Here's a Python script which does exactly this:

```python

# Given in chal description

alphabet = "bctf{?????????????????????????FiXed???????????????????????p01nT}"

fixed = "NslSBwm6YNHHNreCNsmojw8zY9nGVzep9NoJ5LHpH3b8NKnQlB2Ca{XzIxeUyR85Y{COjRD09P4mFEAAFACZlAo0jwnGBrj7UAbwYBHDjBDEjBlMY{DWkE46YrVtaKh6ABDdVLoty{5Gjr5DMrmSNAo05DVu5NjR93m9VEDqMfHcjr5rAr2WVPo0lBVGaxA{N3mvBw8cYzbL5DHLlB8GBxrzYNo95B52N9HCIR4Ol3mcaxm3AocWkE2tArVeF{D0NxlvVrm6UElHFKmklB5CNE2tU{VtFPmp9B8WUNAtlNmUUBefyACwNR7zY9leFEwzj9nxARvDks5caoHo5sv{k{8ZYPH9aKwRABASy{HqY9vSjxAfNrBOVDA0As5EBEL7UBCZALAUj35SNKLAABmoHsocj6VUBxVp9NoSHBHDV64GU98ZjAmR5Evzl9leYweWl3lRFRv0UD4HB{X8IBv6BrDtjAl8Fwe29NoRBR4Zj9HUarmgAr5ck{DzlBAt5B76ABmf9rDkjAAGkzANNrvkjBDtY9nCaRnxMxH9ABmZAsb8NKnNy{mC5DIRl{VAUNeMMrDvBxADVs4SU92o93VoAR7zYDmEBsI7ABjwy{m09femjsIRjsm{VE4cYfeEVRBOUB8WBrmylD4GUBeAI3mvHwDOl9luFw5pY{mcVfAtlzHcjKLKU3m{MR4cjBVuFrDUNsmRMR4t5P5HU98fIAmJF{LZyfocjKLMj3ldU{8qYr88FRLflB5mBK20ArDANKAlN3m{VrmZjB59az5NANrOYzrzAKncBxVp9B5v5BmzyNVcjK46F3vvkfoKH9LGawoyMslvFLHDlElHHKADAomtNLAtUDVtaKL8Y{jw5LAtHBDmkRLRyPV{NR78YPAEVzA793vvILHKj35SFrexMrvkyLBzY3vlBx5xMrm9VBHO5DAUaRLyNACwVfAjlBeAUNeKyBDvyrH0ND48HKnxMrvkN9hzYE5AFze293CZU{Hy"

# Iterate through fixed point chars in groups of 3. We do len(fixed)//4 instead of 3 because otherwise we get an out of bounds error later.

for i in range(len(fixed)//4):

# Grab the 3 characters which will be converted into 4 by the b64 process (3*8 bits = 24 bits = 4*6 bits)

# Basically, Nsl gets converted to NslS, then SBw -> BWm6, etc.

triplet = fixed[3*i:3*i+3]

# Convert each char to 0-extended binary and join them

binary = ''.join(format(ord(x), 'b').zfill(8) for x in triplet)

# Convert each group of 6 bits to an int and update alphabet at that index

alphabet = alphabet[0:int(binary[0:6],2)] + fixed[4*i] + alphabet[int(binary[0:6],2)+1:]

alphabet = alphabet[0:int(binary[6:12],2)] + fixed[4*i + 1] + alphabet[int(binary[6:12],2)+1:]

alphabet = alphabet[0:int(binary[12:18],2)] + fixed[4*i + 2] + alphabet[int(binary[12:18],2)+1:]

alphabet = alphabet[0:int(binary[18:],2)] + fixed[4*i + 3] + alphabet[int(binary[18:],2)+1:]

# We did fixed[4*i] rather than 3*i because we're converting into groups of 4 chars at a time. That's why SBw -> BWm6, not SBwm

print(alphabet)

```

This outputs `bctf{DEPCmQqklUgj5yNBA93IHMYaVFiXedxroKsh4GuSvJW72OzwLR6Z8p01nT}`, which is the flag :)

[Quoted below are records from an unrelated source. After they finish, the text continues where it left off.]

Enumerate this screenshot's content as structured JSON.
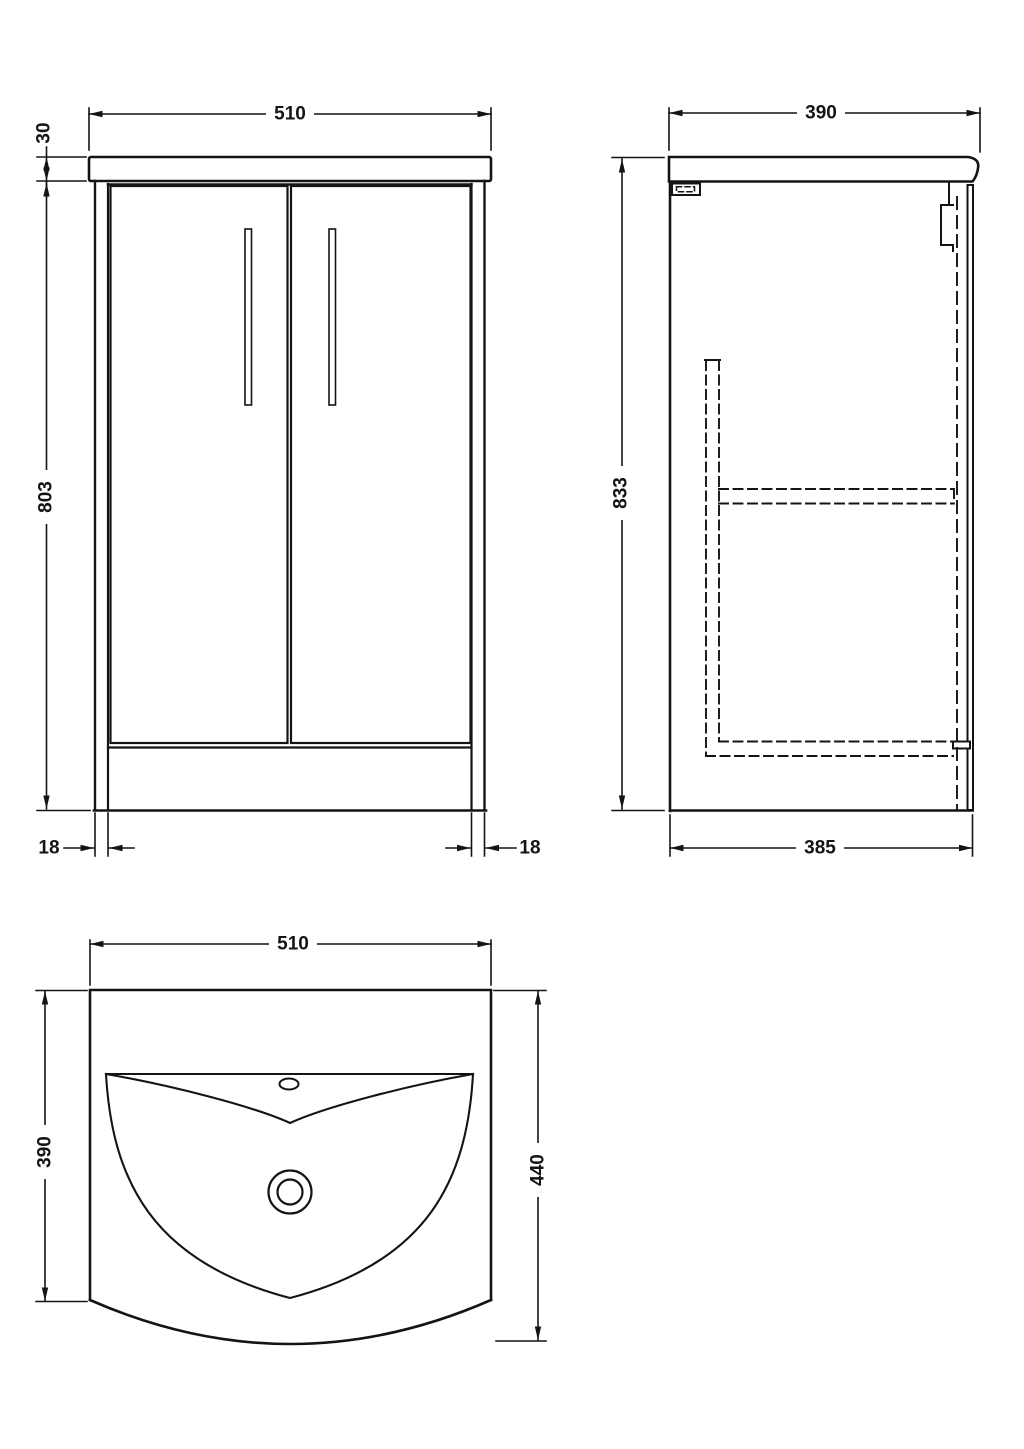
{
  "colors": {
    "background": "#ffffff",
    "line": "#141414"
  },
  "dims": {
    "front": {
      "width": "510",
      "counter_thickness": "30",
      "cabinet_height": "803",
      "panel_left": "18",
      "panel_right": "18"
    },
    "side": {
      "depth": "390",
      "overall_height": "833",
      "cabinet_depth": "385"
    },
    "plan": {
      "width": "510",
      "carcass_depth": "390",
      "overall_depth": "440"
    }
  }
}
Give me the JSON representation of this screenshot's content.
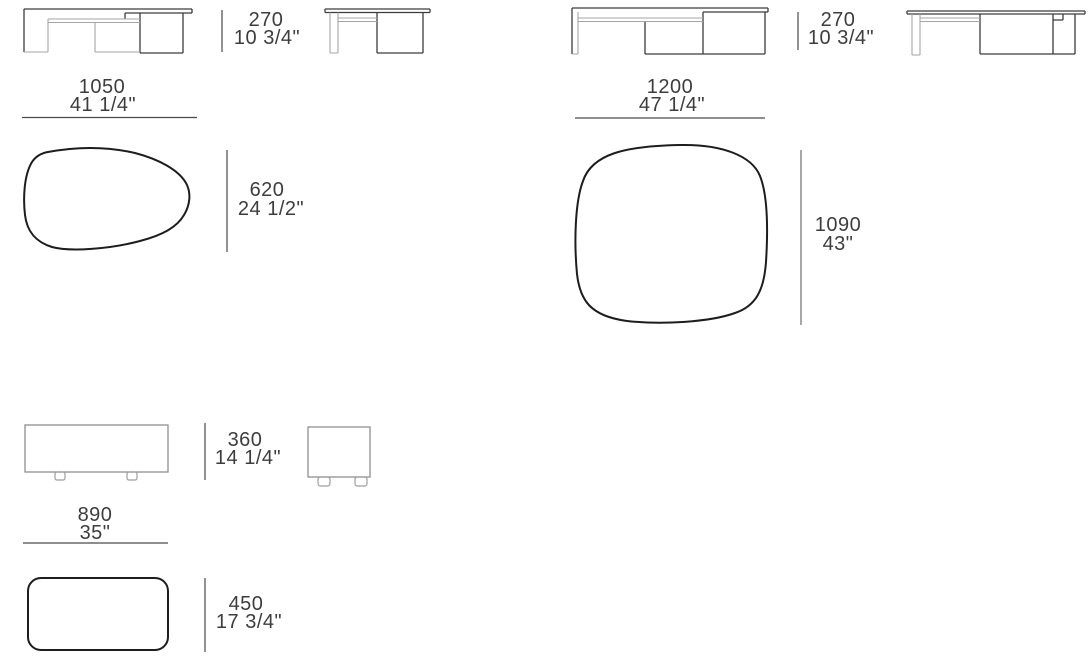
{
  "document": {
    "kind": "furniture-dimension-sheet",
    "background": "#ffffff",
    "colors": {
      "cad_line": "#3c3c3c",
      "cad_light_line": "#a6a6a6",
      "dimension_line": "#4a4a4a",
      "top_view_outline": "#1d1d1d",
      "text": "#3d3d3d"
    }
  },
  "dims": {
    "tableA": {
      "h_mm": "270",
      "h_in": "10 3/4\"",
      "w_mm": "1050",
      "w_in": "41 1/4\"",
      "top_mm": "620",
      "top_in": "24 1/2\""
    },
    "tableB": {
      "h_mm": "270",
      "h_in": "10 3/4\"",
      "w_mm": "1200",
      "w_in": "47 1/4\"",
      "top_mm": "1090",
      "top_in": "43\""
    },
    "ottoman": {
      "h_mm": "360",
      "h_in": "14 1/4\"",
      "w_mm": "890",
      "w_in": "35\"",
      "top_mm": "450",
      "top_in": "17 3/4\""
    }
  }
}
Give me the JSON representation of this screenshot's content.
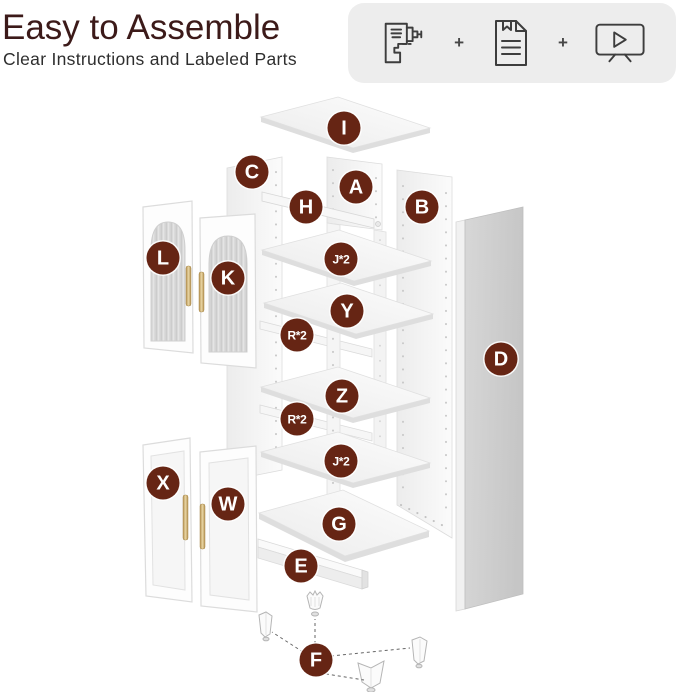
{
  "header": {
    "title": "Easy to Assemble",
    "subtitle": "Clear Instructions and Labeled Parts"
  },
  "icon_box": {
    "separator": "+",
    "icons": [
      {
        "name": "drill"
      },
      {
        "name": "instruction-manual"
      },
      {
        "name": "video-tutorial"
      }
    ]
  },
  "colors": {
    "accent_label_bg": "#662514",
    "title_text": "#3c1a19",
    "icon_box_bg": "#ededed"
  },
  "diagram": {
    "labels": [
      {
        "id": "I",
        "text": "I",
        "x": 344,
        "y": 128
      },
      {
        "id": "C",
        "text": "C",
        "x": 252,
        "y": 172
      },
      {
        "id": "A",
        "text": "A",
        "x": 356,
        "y": 187
      },
      {
        "id": "B",
        "text": "B",
        "x": 422,
        "y": 207
      },
      {
        "id": "H",
        "text": "H",
        "x": 306,
        "y": 207
      },
      {
        "id": "L",
        "text": "L",
        "x": 163,
        "y": 258
      },
      {
        "id": "K",
        "text": "K",
        "x": 228,
        "y": 278
      },
      {
        "id": "J-top",
        "text": "J*2",
        "x": 341,
        "y": 259
      },
      {
        "id": "Y",
        "text": "Y",
        "x": 347,
        "y": 311
      },
      {
        "id": "R-top",
        "text": "R*2",
        "x": 297,
        "y": 335
      },
      {
        "id": "Z",
        "text": "Z",
        "x": 342,
        "y": 396
      },
      {
        "id": "R-bottom",
        "text": "R*2",
        "x": 297,
        "y": 419
      },
      {
        "id": "J-bottom",
        "text": "J*2",
        "x": 341,
        "y": 461
      },
      {
        "id": "D",
        "text": "D",
        "x": 501,
        "y": 359
      },
      {
        "id": "X",
        "text": "X",
        "x": 163,
        "y": 483
      },
      {
        "id": "W",
        "text": "W",
        "x": 228,
        "y": 504
      },
      {
        "id": "G",
        "text": "G",
        "x": 339,
        "y": 524
      },
      {
        "id": "E",
        "text": "E",
        "x": 301,
        "y": 566
      },
      {
        "id": "F",
        "text": "F",
        "x": 316,
        "y": 660
      }
    ]
  }
}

[^1]: Eagle-eyed readers might notice that this technically isn't a fixed point. Base64-encoding any text will always produce text which is slightly longer, because each group of 3 characters is converted into 4. If we keep applying the base64 function infinitely many times, the string will grow infinitely long. What the challenge author means is that at every step in this process, `base64(string)` will begin with that same string. Mathematically keen readers are challenged to prove that any starting string will always converge in the limit to the same string upon repeated applications of `base64()` (note that, despite what the challenge implies, two starting strings might not necessarily converge to the exact same result in a finite number of steps because base64 is bijective, and the string length increases each time it's applied).